Ubicación de San Sebastián Mártir

40331 Pza. de España, 2
Navalilla – Segovia

Contacto de San Sebastián Mártir

Tlfn: 921520671

El valor de la confesión

El ritual sagrado colmado de afecto divino y piedad divina.

Instituida directamente por Jesús

Jesucristo mismo instituyó este sacramento cuando enseñó a sus discípulos con estas palabras: «A quienes perdonéis los pecados, les serán perdonados; a quienes no se los perdonéis, no les serán perdonados» (Juan 20:22-23). Desde sus inicios, la Iglesia ha preservado este signo como una manifestación concreta de la misericordia sin límites de Dios.
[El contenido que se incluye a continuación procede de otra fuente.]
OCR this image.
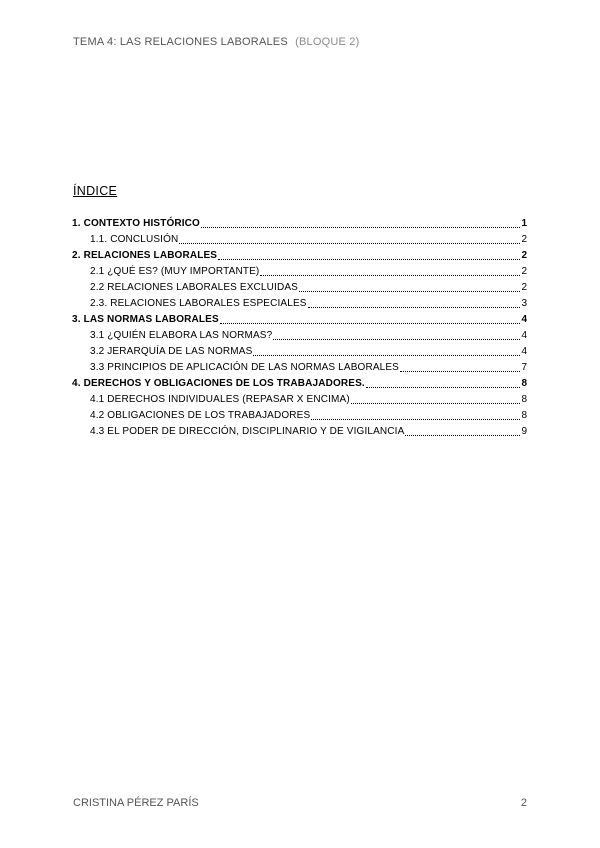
TEMA 4: LAS RELACIONES LABORALES (BLOQUE 2)
ÍNDICE
1. CONTEXTO HISTÓRICO	1
1.1. CONCLUSIÓN	2
2. RELACIONES LABORALES	2
2.1 ¿QUÉ ES? (MUY IMPORTANTE)	2
2.2 RELACIONES LABORALES EXCLUIDAS	2
2.3. RELACIONES LABORALES ESPECIALES	3
3. LAS NORMAS LABORALES	4
3.1 ¿QUIÉN ELABORA LAS NORMAS?	4
3.2 JERARQUÍA DE LAS NORMAS	4
3.3 PRINCIPIOS DE APLICACIÓN DE LAS NORMAS LABORALES	7
4. DERECHOS Y OBLIGACIONES DE LOS TRABAJADORES.	8
4.1 DERECHOS INDIVIDUALES (REPASAR X ENCIMA)	8
4.2 OBLIGACIONES DE LOS TRABAJADORES	8
4.3 EL PODER DE DIRECCIÓN, DISCIPLINARIO Y DE VIGILANCIA	9
CRISTINA PÉREZ PARÍS	2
Un encuentro personal con Jesús

La reconciliación no es únicamente una obligación. Es un encuentro íntimo con Jesucristo, quien actúa a través del sacerdote. En este sacramento, experimentamos directamente la misericordia divina, la caridad sin límites de Dios que nos acoge tal como somos, a pesar de nuestras faltas y fragilidades.

Un nuevo comienzo

Confesarse es siempre una posibilidad de volver a empezar y vivir en las virtudes católicas y en oracion.(como el rosario).Sin importar nuestras caídas, Dios permanece siempre dispuesto a darnos su misericordia. La reconciliación nos libera del peso de nuestras faltas y nos abre el camino para vivir con esperanza y auténtica alegría, confiando en el amor incondicional de Dios Padre.
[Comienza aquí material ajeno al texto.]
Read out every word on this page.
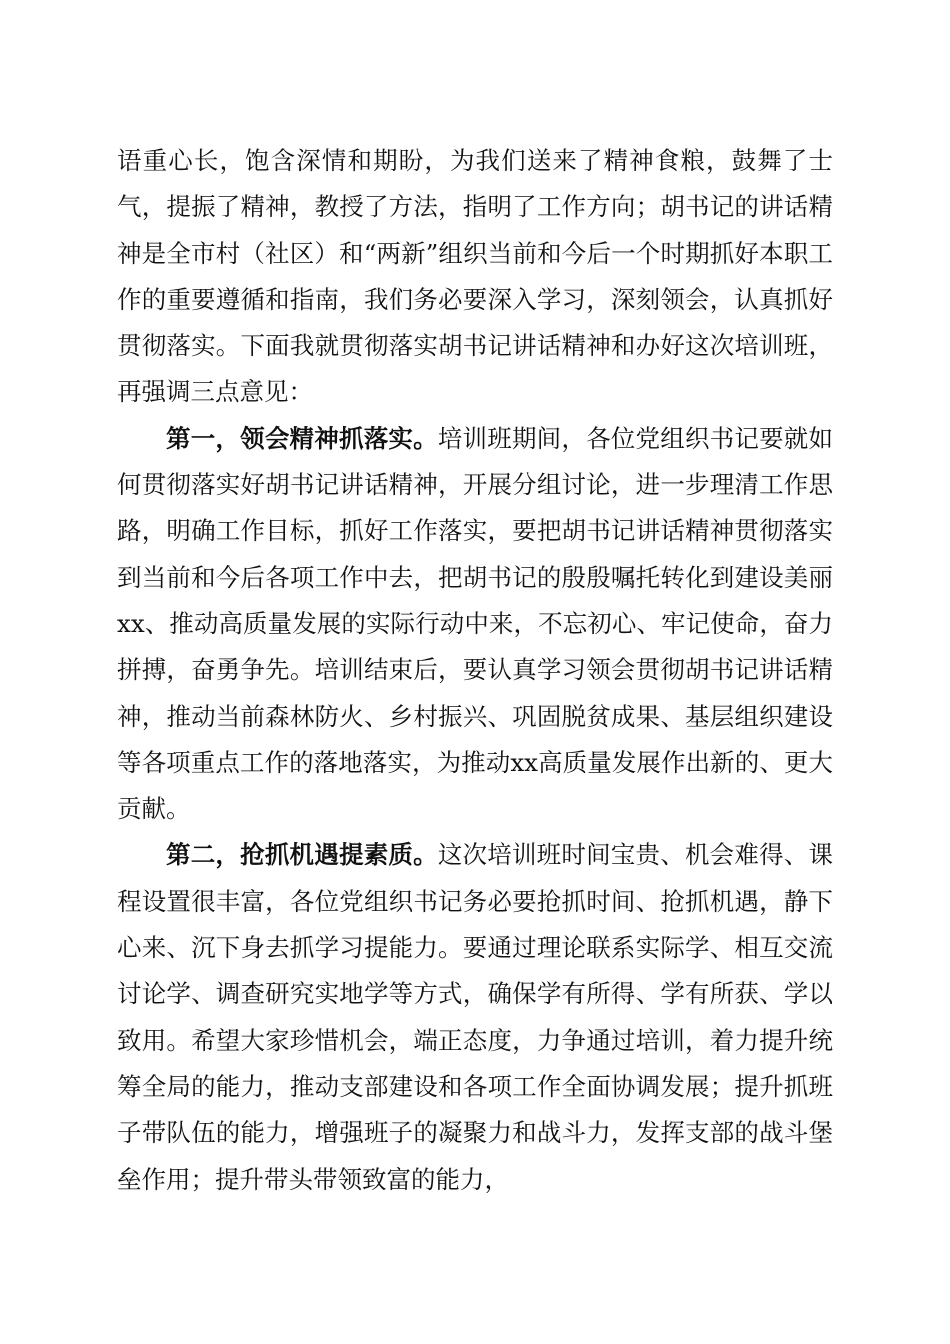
语重心长，饱含深情和期盼，为我们送来了精神食粮，鼓舞了士气，提振了精神，教授了方法，指明了工作方向；胡书记的讲话精神是全市村（社区）和“两新”组织当前和今后一个时期抓好本职工作的重要遵循和指南，我们务必要深入学习，深刻领会，认真抓好贯彻落实。下面我就贯彻落实胡书记讲话精神和办好这次培训班，再强调三点意见：

第一，领会精神抓落实。培训班期间，各位党组织书记要就如何贯彻落实好胡书记讲话精神，开展分组讨论，进一步理清工作思路，明确工作目标，抓好工作落实，要把胡书记讲话精神贯彻落实到当前和今后各项工作中去，把胡书记的殷殷嘱托转化到建设美丽xx、推动高质量发展的实际行动中来，不忘初心、牢记使命，奋力拼搏，奋勇争先。培训结束后，要认真学习领会贯彻胡书记讲话精神，推动当前森林防火、乡村振兴、巩固脱贫成果、基层组织建设等各项重点工作的落地落实，为推动xx高质量发展作出新的、更大贡献。

第二，抢抓机遇提素质。这次培训班时间宝贵、机会难得、课程设置很丰富，各位党组织书记务必要抢抓时间、抢抓机遇，静下心来、沉下身去抓学习提能力。要通过理论联系实际学、相互交流讨论学、调查研究实地学等方式，确保学有所得、学有所获、学以致用。希望大家珍惜机会，端正态度，力争通过培训，着力提升统筹全局的能力，推动支部建设和各项工作全面协调发展；提升抓班子带队伍的能力，增强班子的凝聚力和战斗力，发挥支部的战斗堡垒作用；提升带头带领致富的能力，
Preguntas frecuentes sobre la confesión en Navalilla – Segovia

¿En qué consiste el sacramento de la penitencia?

El sacramento de la confesión, conocido también como penitencia o reconciliación, es un sacramento establecido por Jesús para otorgar el perdón de los pecados posteriores al Bautismo. Es una reunión espiritual con el Señor a través del ministro del sacramento, donde {el penitente confiesa sus pecados y recibe la absolución divina|quien se confiesa entrega sus faltas y recibe el perdón de Dios|el creyente confiesa sus pecados y obtien

El ministro actúa como Cristo mismo, no como árbitro, sino como instrumento de la misericordia divina. La Iglesia ha mantenido esta práctica desde sus orígenes.

Cuatro pasos:
1) Examen interior: medita sobre tus faltas.
2) Contrición: experimenta un dolor verdadero por tus faltas.
3) Propósito de mejora: decide corregir tu conducta.
4) Confesión: declara tus pecados ante el sacerdote y recibe la gracia de la absolución.
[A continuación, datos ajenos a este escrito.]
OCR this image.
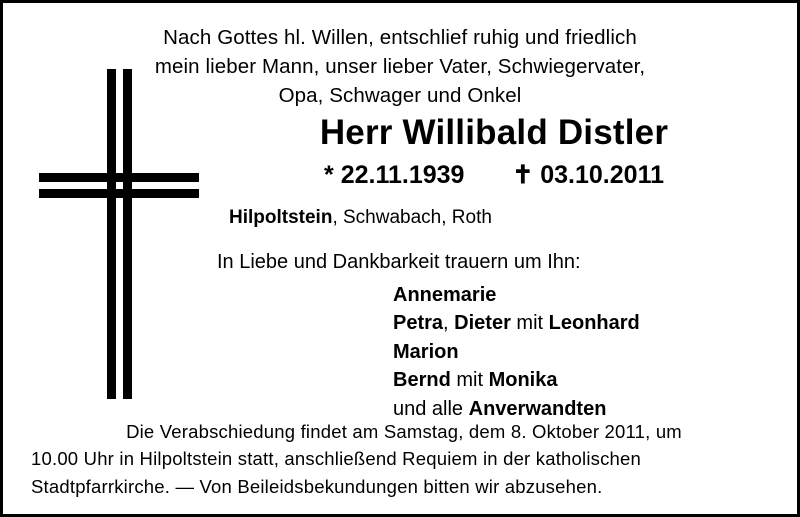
Nach Gottes hl. Willen, entschlief ruhig und friedlich
mein lieber Mann, unser lieber Vater, Schwiegervater,
Opa, Schwager und Onkel
Herr Willibald Distler
* 22.11.1939 ✝ 03.10.2011
Hilpoltstein, Schwabach, Roth
In Liebe und Dankbarkeit trauern um Ihn:
Annemarie
Petra, Dieter mit Leonhard
Marion
Bernd mit Monika
und alle Anverwandten
Die Verabschiedung findet am Samstag, dem 8. Oktober 2011, um
10.00 Uhr in Hilpoltstein statt, anschließend Requiem in der katholischen
Stadtpfarrkirche. — Von Beileidsbekundungen bitten wir abzusehen.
La Iglesia establece la obligación de confesarse al menos una vez al año ante un pecado mortal. Sin embargo, conviene confesarse frecuentemente (mensual o cada dos meses) para crecer en santidad y mantener la comunión con Dios. Es una expresión de amor y no una carga.

No hace falta rememorar cada detalle. Lo esencial es la honestidad y el verdadero arrepentimiento. Si no recuerdas alguna falta, la podrás confesar en la siguiente ocasión. El Señor sabe lo que hay en tu corazón y tu sincero deseo de cambiar.

Sí, totalmente. La confidencialidad de la confesión no puede romperse. El sacerdote está sujeto a la ley divina y eclesiástica para guardar estrictamente el secreto de la confesión. Es un derecho básico del penitente y protege su libertad espiritual.